Resellers can drive the dialog about vehicle customization in general using localized Internet advertising while providing a regional presence, a face and a point of sale. A wide variety of Internet consultants are available to advise retailers and help develop localized advertising techniques. Get started with the keywords “localized Internet advertising” on any search engine.
Quick Response Codes
Quick response codes (QRC) are the next generation of barcodes. They are the square, 2-D images that customers can scan with a smartphone camera to open a browser to a specific website, automatically add a contact, display a text message, dial a phone number or register a promotion. The customer simply downloads a scanner application from a website such as RedLaser
(www.redlaser.com) to begin scanning quick response codes images.

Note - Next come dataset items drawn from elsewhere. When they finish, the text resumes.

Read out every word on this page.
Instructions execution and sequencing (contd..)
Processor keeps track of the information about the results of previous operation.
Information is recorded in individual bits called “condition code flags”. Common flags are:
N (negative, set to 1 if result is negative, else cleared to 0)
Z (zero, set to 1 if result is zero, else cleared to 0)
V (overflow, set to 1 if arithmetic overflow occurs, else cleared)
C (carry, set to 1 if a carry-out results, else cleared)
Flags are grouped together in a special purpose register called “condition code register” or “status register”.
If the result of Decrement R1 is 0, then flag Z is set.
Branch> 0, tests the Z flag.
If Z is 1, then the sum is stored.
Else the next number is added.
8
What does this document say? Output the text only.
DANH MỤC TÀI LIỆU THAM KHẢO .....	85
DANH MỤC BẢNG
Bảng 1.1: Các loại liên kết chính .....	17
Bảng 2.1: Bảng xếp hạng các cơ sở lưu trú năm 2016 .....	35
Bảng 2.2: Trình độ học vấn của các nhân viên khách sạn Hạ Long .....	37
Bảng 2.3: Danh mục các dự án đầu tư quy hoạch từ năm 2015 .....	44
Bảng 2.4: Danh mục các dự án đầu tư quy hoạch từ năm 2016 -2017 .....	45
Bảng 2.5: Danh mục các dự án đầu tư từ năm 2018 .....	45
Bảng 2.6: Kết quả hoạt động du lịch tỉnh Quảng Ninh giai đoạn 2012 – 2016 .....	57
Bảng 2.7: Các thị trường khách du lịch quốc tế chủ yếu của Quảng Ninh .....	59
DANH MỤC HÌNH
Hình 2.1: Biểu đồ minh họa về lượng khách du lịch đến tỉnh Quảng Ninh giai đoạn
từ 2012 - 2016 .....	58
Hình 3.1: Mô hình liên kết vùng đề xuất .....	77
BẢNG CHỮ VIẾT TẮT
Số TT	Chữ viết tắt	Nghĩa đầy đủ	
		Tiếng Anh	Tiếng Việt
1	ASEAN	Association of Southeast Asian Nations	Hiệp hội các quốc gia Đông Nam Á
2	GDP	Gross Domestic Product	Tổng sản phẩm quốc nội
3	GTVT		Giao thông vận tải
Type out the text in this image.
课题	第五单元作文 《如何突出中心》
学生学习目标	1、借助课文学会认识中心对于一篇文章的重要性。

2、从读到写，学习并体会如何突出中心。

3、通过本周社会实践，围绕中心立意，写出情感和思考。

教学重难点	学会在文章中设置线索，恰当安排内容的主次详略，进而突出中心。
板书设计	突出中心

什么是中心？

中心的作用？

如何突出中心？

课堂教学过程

“QRCs are becoming a way to link traditional marketing with 21st century marketing tactics,” said Colf. “Businesses can place QRCs on in-store posters, direct-mail advertisements magazine advertisements and even billboards. And there are plenty of online websites that allow you to create QRCs for free.”
Some smartphone and tablet applications allow a consumer to enter product keywords—P235/70R16 performance tire, for instance—to find the product, its price and directions for getting to retail outlets that carry it.
Facebook, LinkedIn, Twitter and YouTube have created a whole new way to market products and services and to network with either like-minded “friends” or share industry profiles. Businesses can use social media to spread the word using customer ratings, reviews, forums and referrals. New categories, such as group purchasing sites like Groupon and Woot, can be used to drive traffic directly to a business.
The number of people who use these networks is staggering: 500 million on Facebook alone. Messages on social media sites are spread from user to user as people post comments that their friends then view. Because the comments are from a trusted third-party source rather than from a company, the messages carry greater legitimacy. Thus, any social media user can become a piece of a company’s marketing campaign at virtually no expense.
SEMA offers a number of business technology courses in its new Learning Management System, which is under development by the SEMA Education Institute. A social media course is currently available (free to SEMA members and, for a limited time, to nonmembers as well) at www.SEMA.org/sei.
While all of the other technologies we’ve mentioned here concern marketing and sales, rapid prototyping delves into product development. (See “Just Hit Print” on p. 66) Most manufacturers know about it, but smaller companies shied away because of its high costs. As with most technologies, however, progress brings not only improved systems, but also better pricing.
In rapid prototyping, a 3-D printer reads data from a computer-aided design (CAD) drawing and then builds a prototype by putting down layers of either liquid, powder or sheet material. The cross sections are eventually fused together into a complete model of practically any part, no matter how complex.
“To have speed to market, you have to have pretty robust R&D,” said Ho, “and you have to have a way of getting the product from R&D into production relatively quickly. Rapid prototyping is a fantastic way to go about it, and it’s becoming more economical.”